= Kasey Hayes =

American bull rider

Kasey Hayes (born August 16, 1985) is an American former professional rodeo cowboy who specialized in bull riding, and competed in the Professional Bull Riders (PBR)'s Built Ford Tough Series tour. He is one of the few riders to come from the PBR's minor league series and win his very first premier series event that same weekend (that being the 2006 Tulsa Express PBR Classic in Tulsa, Oklahoma). Hayes also briefly competed in the Professional Rodeo Cowboys Association (PRCA) and Championship Bull Riding (CBR) circuits. After suffering a major head injury early in his career, Hayes began riding with a protective face mask underneath his cowboy hat.
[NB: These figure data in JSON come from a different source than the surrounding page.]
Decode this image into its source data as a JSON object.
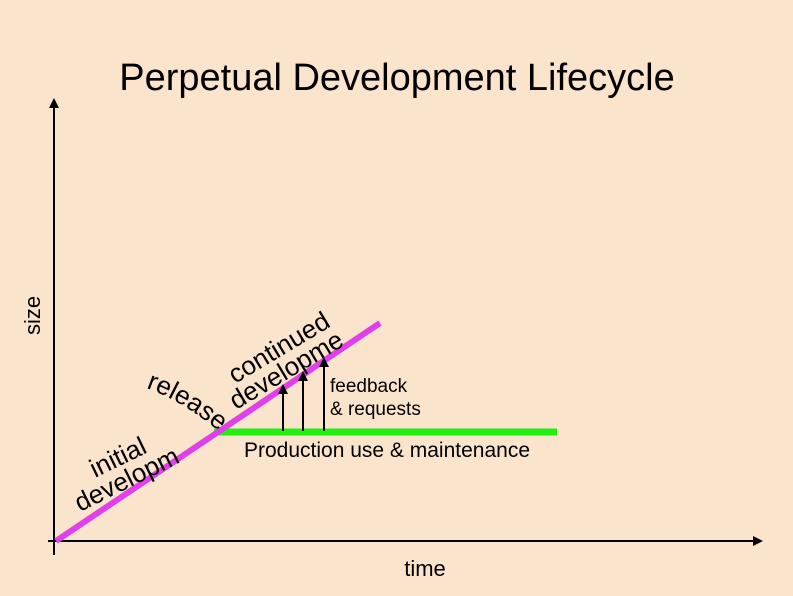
{
  "slide": {
    "title": "Perpetual Development Lifecycle",
    "y_axis_label": "size",
    "x_axis_label": "time",
    "phase_initial_line1": "initial",
    "phase_initial_line2": "development",
    "release_label": "release",
    "phase_continued_line1": "continued",
    "phase_continued_line2": "development",
    "feedback_line1": "feedback",
    "feedback_line2": "& requests",
    "production_label": "Production use & maintenance",
    "colors": {
      "background": "#fbe4cc",
      "development_line": "#e040e8",
      "production_line": "#22ee11",
      "axes": "#000000"
    }
  }
}
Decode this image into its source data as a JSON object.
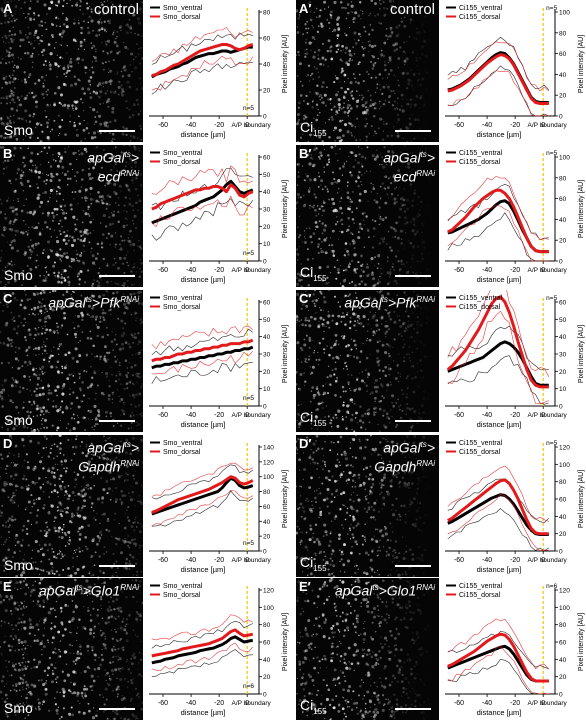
{
  "panels": [
    {
      "id": "A",
      "label": "A",
      "title": "control",
      "stain": "Smo",
      "legend": [
        "Smo_ventral",
        "Smo_dorsal"
      ],
      "n": "n=5",
      "ymax": 80,
      "yticks": [
        0,
        20,
        40,
        60,
        80
      ],
      "boundary_label": "A/P boundary",
      "ventral": [
        30,
        32,
        33,
        34,
        36,
        37,
        38,
        40,
        41,
        43,
        45,
        46,
        47,
        48,
        48,
        49,
        50,
        50,
        49,
        50,
        51,
        52,
        53,
        53
      ],
      "dorsal": [
        31,
        32,
        34,
        35,
        37,
        39,
        40,
        42,
        44,
        46,
        48,
        50,
        51,
        52,
        53,
        54,
        55,
        55,
        54,
        52,
        51,
        52,
        54,
        55
      ]
    },
    {
      "id": "Ap",
      "label": "A′",
      "title": "control",
      "stain": "Ci",
      "stain_sub": "155",
      "legend": [
        "Ci155_ventral",
        "Ci155_dorsal"
      ],
      "n": "n=5",
      "ymax": 100,
      "yticks": [
        0,
        20,
        40,
        60,
        80,
        100
      ],
      "boundary_label": "A/P boundary",
      "ventral": [
        25,
        26,
        28,
        30,
        33,
        36,
        40,
        44,
        48,
        52,
        56,
        59,
        61,
        60,
        56,
        50,
        42,
        34,
        26,
        18,
        14,
        13,
        13,
        13
      ],
      "dorsal": [
        24,
        25,
        27,
        29,
        32,
        35,
        39,
        43,
        47,
        51,
        54,
        57,
        59,
        58,
        55,
        49,
        41,
        33,
        25,
        17,
        13,
        12,
        12,
        12
      ]
    },
    {
      "id": "B",
      "label": "B",
      "title_main": "apGal",
      "title_sup": "ts",
      "title_after": ">",
      "title2_main": "ecd",
      "title2_sup": "RNAi",
      "stain": "Smo",
      "legend": [
        "Smo_ventral",
        "Smo_dorsal"
      ],
      "n": "n=5",
      "ymax": 60,
      "yticks": [
        0,
        10,
        20,
        30,
        40,
        50,
        60
      ],
      "boundary_label": "A/P boundary",
      "ventral": [
        22,
        23,
        24,
        25,
        26,
        27,
        28,
        29,
        30,
        31,
        32,
        34,
        35,
        36,
        37,
        39,
        41,
        44,
        46,
        43,
        40,
        39,
        40,
        41
      ],
      "dorsal": [
        30,
        31,
        33,
        34,
        35,
        36,
        37,
        38,
        39,
        40,
        41,
        41,
        42,
        42,
        43,
        43,
        42,
        40,
        44,
        42,
        38,
        37,
        39,
        40
      ]
    },
    {
      "id": "Bp",
      "label": "B′",
      "title_main": "apGal",
      "title_sup": "ts",
      "title_after": ">",
      "title2_main": "ecd",
      "title2_sup": "RNAi",
      "stain": "Ci",
      "stain_sub": "155",
      "legend": [
        "Ci155_ventral",
        "Ci155_dorsal"
      ],
      "n": "n=5",
      "ymax": 100,
      "yticks": [
        0,
        20,
        40,
        60,
        80,
        100
      ],
      "boundary_label": "A/P boundary",
      "ventral": [
        27,
        28,
        30,
        32,
        34,
        36,
        38,
        40,
        43,
        46,
        50,
        54,
        57,
        58,
        55,
        48,
        39,
        30,
        22,
        14,
        10,
        9,
        9,
        9
      ],
      "dorsal": [
        28,
        30,
        34,
        38,
        42,
        47,
        52,
        56,
        60,
        63,
        66,
        68,
        68,
        65,
        60,
        52,
        42,
        32,
        22,
        14,
        10,
        9,
        9,
        9
      ]
    },
    {
      "id": "C",
      "label": "C",
      "title_main": "apGal",
      "title_sup": "ts",
      "title_after": ">Pfk",
      "title_sup2": "RNAi",
      "stain": "Smo",
      "legend": [
        "Smo_ventral",
        "Smo_dorsal"
      ],
      "n": "n=5",
      "ymax": 60,
      "yticks": [
        0,
        10,
        20,
        30,
        40,
        50,
        60
      ],
      "boundary_label": "A/P boundary",
      "ventral": [
        22,
        23,
        23,
        24,
        24,
        25,
        25,
        26,
        26,
        27,
        27,
        28,
        28,
        29,
        29,
        30,
        30,
        31,
        31,
        32,
        32,
        33,
        33,
        34
      ],
      "dorsal": [
        26,
        27,
        27,
        28,
        28,
        29,
        30,
        30,
        31,
        31,
        32,
        32,
        33,
        33,
        34,
        34,
        35,
        35,
        36,
        36,
        36,
        37,
        37,
        38
      ]
    },
    {
      "id": "Cp",
      "label": "C′",
      "title_main": "apGal",
      "title_sup": "ts",
      "title_after": ">Pfk",
      "title_sup2": "RNAi",
      "stain": "Ci",
      "stain_sub": "155",
      "legend": [
        "Ci155_ventral",
        "Ci155_dorsal"
      ],
      "n": "n=5",
      "ymax": 60,
      "yticks": [
        0,
        10,
        20,
        30,
        40,
        50,
        60
      ],
      "boundary_label": "A/P boundary",
      "ventral": [
        20,
        21,
        22,
        23,
        24,
        25,
        26,
        27,
        28,
        30,
        32,
        34,
        36,
        37,
        36,
        34,
        31,
        27,
        22,
        17,
        13,
        12,
        12,
        12
      ],
      "dorsal": [
        21,
        23,
        26,
        29,
        32,
        36,
        40,
        44,
        49,
        54,
        59,
        62,
        63,
        60,
        54,
        46,
        37,
        29,
        21,
        15,
        12,
        11,
        11,
        11
      ]
    },
    {
      "id": "D",
      "label": "D",
      "title_main": "apGal",
      "title_sup": "ts",
      "title_after": ">",
      "title2_main": "Gapdh",
      "title2_sup": "RNAi",
      "stain": "Smo",
      "legend": [
        "Smo_ventral",
        "Smo_dorsal"
      ],
      "n": "n=5",
      "ymax": 140,
      "yticks": [
        0,
        20,
        40,
        60,
        80,
        100,
        120,
        140
      ],
      "boundary_label": "A/P boundary",
      "ventral": [
        50,
        52,
        54,
        56,
        58,
        60,
        62,
        64,
        66,
        68,
        70,
        72,
        74,
        76,
        78,
        80,
        85,
        92,
        98,
        95,
        88,
        85,
        86,
        88
      ],
      "dorsal": [
        52,
        54,
        57,
        60,
        63,
        66,
        69,
        71,
        73,
        75,
        77,
        79,
        81,
        83,
        86,
        89,
        92,
        96,
        100,
        98,
        92,
        90,
        92,
        95
      ]
    },
    {
      "id": "Dp",
      "label": "D′",
      "title_main": "apGal",
      "title_sup": "ts",
      "title_after": ">",
      "title2_main": "Gapdh",
      "title2_sup": "RNAi",
      "stain": "Ci",
      "stain_sub": "155",
      "legend": [
        "Ci155_ventral",
        "Ci155_dorsal"
      ],
      "n": "n=5",
      "ymax": 120,
      "yticks": [
        0,
        20,
        40,
        60,
        80,
        100,
        120
      ],
      "boundary_label": "A/P boundary",
      "ventral": [
        32,
        34,
        37,
        40,
        43,
        46,
        49,
        52,
        55,
        58,
        61,
        63,
        65,
        64,
        60,
        54,
        46,
        38,
        30,
        24,
        20,
        19,
        19,
        19
      ],
      "dorsal": [
        35,
        38,
        42,
        46,
        50,
        54,
        58,
        62,
        66,
        70,
        74,
        78,
        81,
        82,
        78,
        70,
        60,
        48,
        36,
        26,
        21,
        20,
        20,
        20
      ]
    },
    {
      "id": "E",
      "label": "E",
      "title_main": "apGal",
      "title_sup": "ts",
      "title_after": ">Glo1",
      "title_sup2": "RNAi",
      "stain": "Smo",
      "legend": [
        "Smo_ventral",
        "Smo_dorsal"
      ],
      "n": "n=6",
      "ymax": 120,
      "yticks": [
        0,
        20,
        40,
        60,
        80,
        100,
        120
      ],
      "boundary_label": "A/P boundary",
      "ventral": [
        36,
        37,
        38,
        40,
        41,
        42,
        44,
        45,
        46,
        47,
        48,
        50,
        51,
        52,
        53,
        55,
        57,
        60,
        64,
        66,
        63,
        60,
        61,
        62
      ],
      "dorsal": [
        44,
        45,
        46,
        47,
        48,
        49,
        50,
        52,
        53,
        54,
        55,
        56,
        57,
        58,
        60,
        62,
        64,
        68,
        72,
        74,
        70,
        67,
        68,
        69
      ]
    },
    {
      "id": "Ep",
      "label": "E′",
      "title_main": "apGal",
      "title_sup": "ts",
      "title_after": ">Glo1",
      "title_sup2": "RNAi",
      "stain": "Ci",
      "stain_sub": "155",
      "legend": [
        "Ci155_ventral",
        "Ci155_dorsal"
      ],
      "n": "n=6",
      "ymax": 120,
      "yticks": [
        0,
        20,
        40,
        60,
        80,
        100,
        120
      ],
      "boundary_label": "A/P boundary",
      "ventral": [
        30,
        32,
        34,
        36,
        38,
        40,
        42,
        44,
        46,
        48,
        50,
        52,
        54,
        55,
        52,
        46,
        38,
        30,
        22,
        17,
        15,
        15,
        15,
        15
      ],
      "dorsal": [
        32,
        34,
        37,
        40,
        43,
        46,
        49,
        53,
        57,
        61,
        64,
        67,
        69,
        68,
        63,
        55,
        45,
        35,
        25,
        18,
        15,
        15,
        15,
        15
      ]
    }
  ],
  "axis": {
    "xlabel": "distance [µm]",
    "ylabel": "Pixel intensity [AU]",
    "xticks": [
      "-60",
      "-40",
      "-20",
      "0"
    ]
  },
  "colors": {
    "ventral": "#000000",
    "dorsal": "#e31a1c",
    "boundary": "#f5c400"
  }
}
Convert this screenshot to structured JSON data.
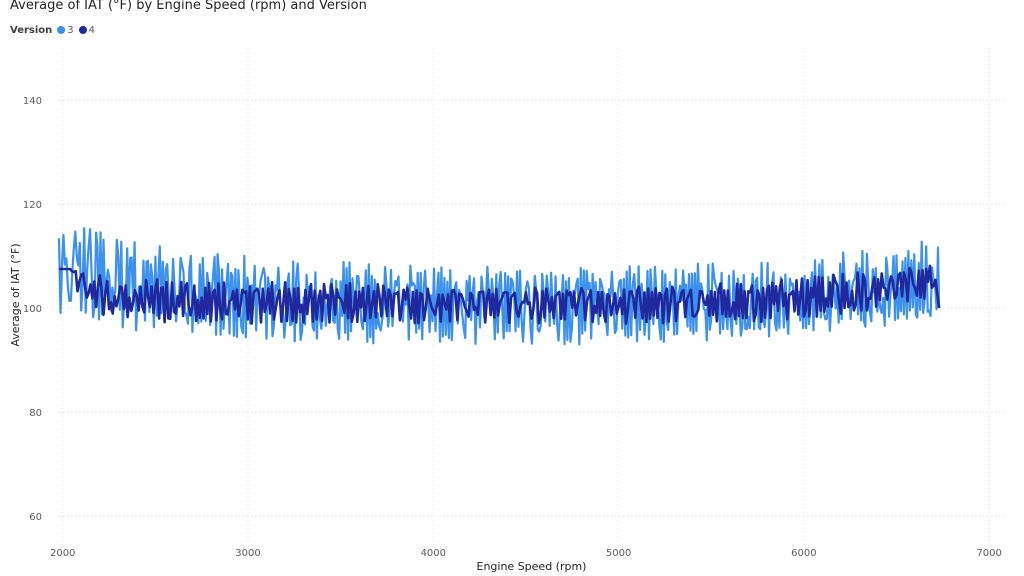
{
  "title": "Average of IAT (°F) by Engine Speed (rpm) and Version",
  "legend": {
    "title": "Version",
    "items": [
      {
        "label": "3",
        "color": "#3b91ec"
      },
      {
        "label": "4",
        "color": "#1f289c"
      }
    ]
  },
  "chart_data": {
    "type": "line",
    "title": "Average of IAT (°F) by Engine Speed (rpm) and Version",
    "xlabel": "Engine Speed (rpm)",
    "ylabel": "Average of IAT (°F)",
    "xlim": [
      1980,
      7080
    ],
    "ylim": [
      55,
      150
    ],
    "xticks": [
      2000,
      3000,
      4000,
      5000,
      6000,
      7000
    ],
    "yticks": [
      60,
      80,
      100,
      120,
      140
    ],
    "grid": true,
    "legend_position": "top-left",
    "x_range": [
      1980,
      6730
    ],
    "series": [
      {
        "name": "3",
        "color": "#3b91ec",
        "trend_x": [
          1980,
          2100,
          2300,
          2600,
          3000,
          3500,
          4000,
          5000,
          5700,
          6000,
          6300,
          6600,
          6730
        ],
        "trend_y": [
          108,
          107,
          105,
          103,
          101,
          101,
          101,
          101,
          101,
          101,
          102,
          104,
          100
        ],
        "envelope_low": [
          98,
          98,
          96,
          95,
          94,
          93,
          93,
          93,
          94,
          95,
          96,
          97,
          100
        ],
        "envelope_high": [
          118,
          117,
          115,
          111,
          110,
          109,
          108,
          108,
          109,
          110,
          111,
          113,
          113
        ]
      },
      {
        "name": "4",
        "color": "#1f289c",
        "trend_x": [
          1980,
          2000,
          2040,
          2100,
          2300,
          2600,
          3000,
          3500,
          4000,
          5000,
          5700,
          6000,
          6300,
          6600,
          6700,
          6730
        ],
        "trend_y": [
          107.5,
          107.5,
          107.5,
          104,
          102,
          101,
          101,
          101,
          101,
          101,
          101,
          102,
          103,
          105,
          106,
          100
        ],
        "envelope_low": [
          107.5,
          107.5,
          107.5,
          99,
          98,
          97,
          97,
          97,
          97,
          97,
          97,
          98,
          99,
          101,
          102,
          100
        ],
        "envelope_high": [
          107.5,
          107.5,
          107.5,
          107,
          106,
          106,
          105,
          105,
          104,
          104,
          105,
          106,
          107,
          108,
          109,
          100
        ]
      }
    ]
  }
}
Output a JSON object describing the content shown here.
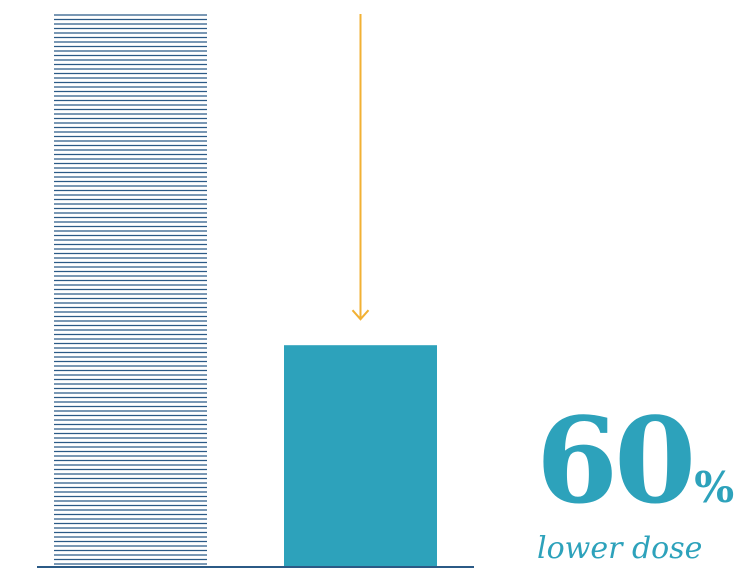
{
  "chart_data": {
    "type": "bar",
    "categories": [
      "",
      ""
    ],
    "values": [
      100,
      40
    ],
    "ylim": [
      0,
      100
    ],
    "grid": false,
    "title": "",
    "xlabel": "",
    "ylabel": ""
  },
  "highlight": {
    "number": "60",
    "unit": "%",
    "caption": "lower dose"
  },
  "colors": {
    "baseline_bar": "#2b5a86",
    "reduced_bar": "#2da2bb",
    "arrow": "#f2b134",
    "axis": "#2b5a86",
    "text": "#2da2bb"
  }
}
However, by 2010, he was riding with a full helmet. He qualified for the CBR World Finals in 2005 and the PBR World Finals from 2006 through 2010 and 2014 through 2016. He retired from professional bull riding after the 2016 PBR season with pride. Hayes currently resides in Liberal, Kansas.

==Biography==
Raised in the plains of western Kansas, Kasey Hayes topped his first steer at the age of nine. With the guidance of his father, Hayes progressed to junior bulls and then big bulls. He won the bull riding title in the Kansas High School Rodeo Association after two years as reserve champion. At the age of 12, he was badly injured at an open bull riding in Kingman, Kansas. He received a concussion and a fractured skull. The injury put him out for two weeks, and he had ridden with a face mask in every event since; around 2010, he made the transition to a full helmet. Hayes took Tulsa by storm in July 2006, winning the third round with a 90-point ride and earning over $36,000 for the event championship.